Probabilmente qualche amica le aveva parlato dei piaceri del sesso; forse qualche ragazzino le aveva già fatto provare qualche gradevole struscio o l’aveva abilmente accarezzata; il bambino, peraltro, non era nuovo a questi giochetti sessuali. C’erano infatti due sorelline, figlie di un vicino di casa, una di sei anni (Laura) ed una di otto (Pina; lui allora ne aveva sette) che a turno gli avevano insegnato il gioco del dottore. E la più grandicella, un pochino ritardata e che parlava biascicando, gli diceva sempre, mentre lui la … visitava: “a mia mi piraci!” [a me mi piace].
Lui, dunque, sapeva quello che stava facendo, ma non si rendeva conto se il comportamento della sorella fosse involontario o era un incoraggiamento a proseguire. Ambedue facevano finta di dormire e, intanto, lo struscio continuava, anzi andava avanti con sempre maggiore intensità, finché lei, non resistendo più, gli tirò fuori il pistolino, eccezionalmente voluminoso e duro per un bambino di quell’età, e, scostato il cavallo delle sue mutandine, se lo infilò dentro la vulva, muovendosi avanti e indietro e realizzando una autentica scopata. A quel punto non potevano più far finta di dormire e di non capire. La cosa divenne palese fra di loro e, da quel giorno, ogni volta che fu loro possibile, fecero l’amore.

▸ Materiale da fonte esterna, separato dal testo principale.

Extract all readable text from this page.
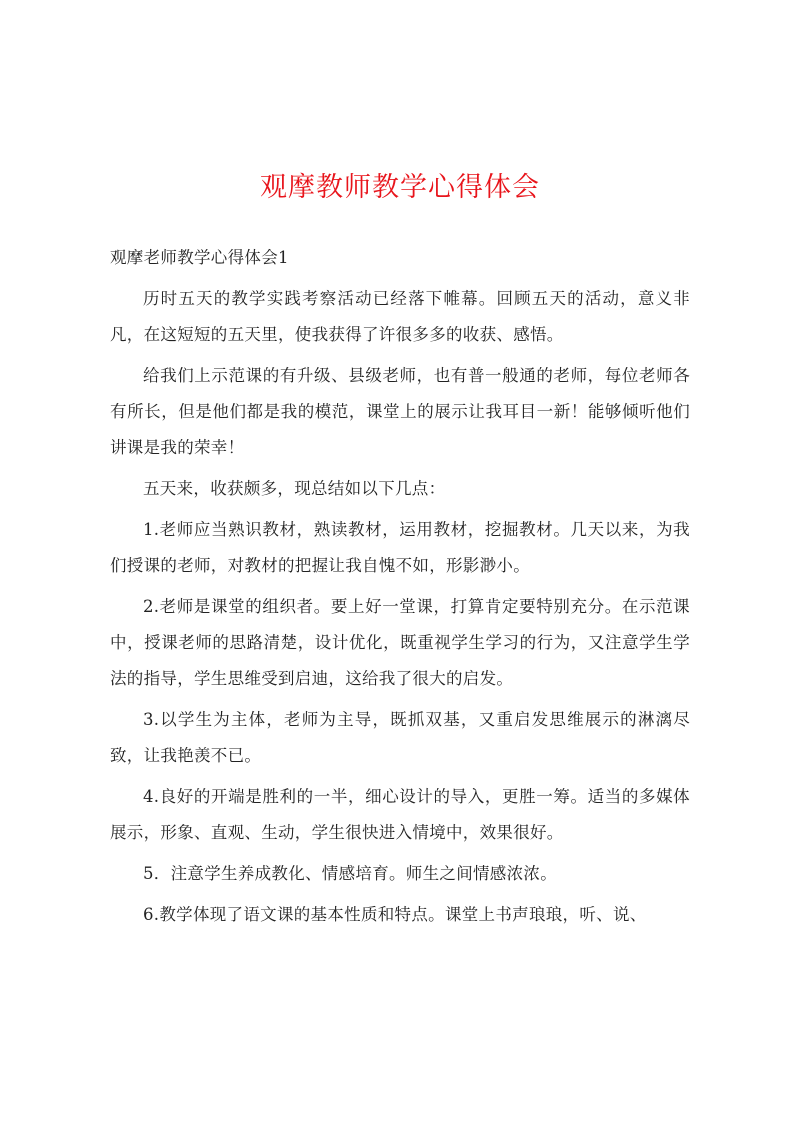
观摩教师教学心得体会

观摩老师教学心得体会1

历时五天的教学实践考察活动已经落下帷幕。回顾五天的活动，意义非凡，在这短短的五天里，使我获得了许很多多的收获、感悟。

给我们上示范课的有升级、县级老师，也有普一般通的老师，每位老师各有所长，但是他们都是我的模范，课堂上的展示让我耳目一新！能够倾听他们讲课是我的荣幸！

五天来，收获颇多，现总结如以下几点：

1.老师应当熟识教材，熟读教材，运用教材，挖掘教材。几天以来，为我们授课的老师，对教材的把握让我自愧不如，形影渺小。

2.老师是课堂的组织者。要上好一堂课，打算肯定要特别充分。在示范课中，授课老师的思路清楚，设计优化，既重视学生学习的行为，又注意学生学法的指导，学生思维受到启迪，这给我了很大的启发。

3.以学生为主体，老师为主导，既抓双基，又重启发思维展示的淋漓尽致，让我艳羡不已。

4.良好的开端是胜利的一半，细心设计的导入，更胜一筹。适当的多媒体展示，形象、直观、生动，学生很快进入情境中，效果很好。

5．注意学生养成教化、情感培育。师生之间情感浓浓。

6.教学体现了语文课的基本性质和特点。课堂上书声琅琅，听、说、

Di solito era lei che prendeva l’iniziativa. Gli aveva insegnato a sdraiarsi supino e lei si sdraiava sopra di lui e dirigeva le operazioni, anche perché lui, che era abituato a procurarsi l’orgasmo già dall’età di cinque anni masturbandosi (glielo aveva insegnato un ragazzo diciottenne, un certo Bruno, che gli aveva anche insegnato a masturbare lui, ma che molto prudentemente non lo aveva mai violentato), con quell’andirivieni lento che usava lei, non provava nessun piacere, se non uno stato di continua eccitazione che glielo teneva perennemente duro; lei, invece, sapeva bene come dirigere il bastoncino di lui nei punti giusti e, con quel movimento lento ed esasperante, dopo alcuni minuti si trasformava in viso, diventava paonazza, gli occhi le si illanguidivano e si buttava di lato stanca e soddisfatta.

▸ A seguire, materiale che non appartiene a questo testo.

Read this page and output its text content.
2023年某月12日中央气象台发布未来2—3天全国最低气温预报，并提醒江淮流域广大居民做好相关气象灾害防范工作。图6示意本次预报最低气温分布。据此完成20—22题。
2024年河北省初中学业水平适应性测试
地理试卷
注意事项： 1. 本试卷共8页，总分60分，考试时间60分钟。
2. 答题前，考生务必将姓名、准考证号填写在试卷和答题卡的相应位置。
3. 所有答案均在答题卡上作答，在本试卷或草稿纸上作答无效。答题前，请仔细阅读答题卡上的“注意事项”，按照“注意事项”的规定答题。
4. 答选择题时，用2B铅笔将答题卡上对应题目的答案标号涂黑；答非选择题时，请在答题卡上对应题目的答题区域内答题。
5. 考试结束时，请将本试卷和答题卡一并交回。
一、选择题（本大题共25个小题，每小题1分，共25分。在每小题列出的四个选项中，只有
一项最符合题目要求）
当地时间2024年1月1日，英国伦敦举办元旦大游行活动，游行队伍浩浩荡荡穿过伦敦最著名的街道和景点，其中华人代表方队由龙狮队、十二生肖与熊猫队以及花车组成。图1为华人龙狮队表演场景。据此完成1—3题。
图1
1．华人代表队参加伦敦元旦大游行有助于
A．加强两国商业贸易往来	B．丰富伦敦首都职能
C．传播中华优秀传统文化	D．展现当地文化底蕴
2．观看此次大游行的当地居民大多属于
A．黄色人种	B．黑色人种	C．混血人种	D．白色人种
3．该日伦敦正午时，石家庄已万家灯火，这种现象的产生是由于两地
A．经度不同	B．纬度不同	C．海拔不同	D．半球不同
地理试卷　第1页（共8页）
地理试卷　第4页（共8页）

La cosa durò alcuni anni, e forse sarebbe potuta andare avanti per parecchio, se motivi familiari non avessero indotto i genitori ad invogliare Guido ad andare in collegio, dopo le scuole elementari.
Lo stare in collegio, dove, fra l’altro, imparò tante altre malizie sessuali da fare con i compagni (ce n’era uno, che si chiamava Nino, che lo faceva impazzire di desiderio), lo allontanò dalla sorella non solo fisicamente, ma anche perché cominciò ad imparare che certe cose non si devono fare con la sorella, perché è peccato mortale e si va all’inferno.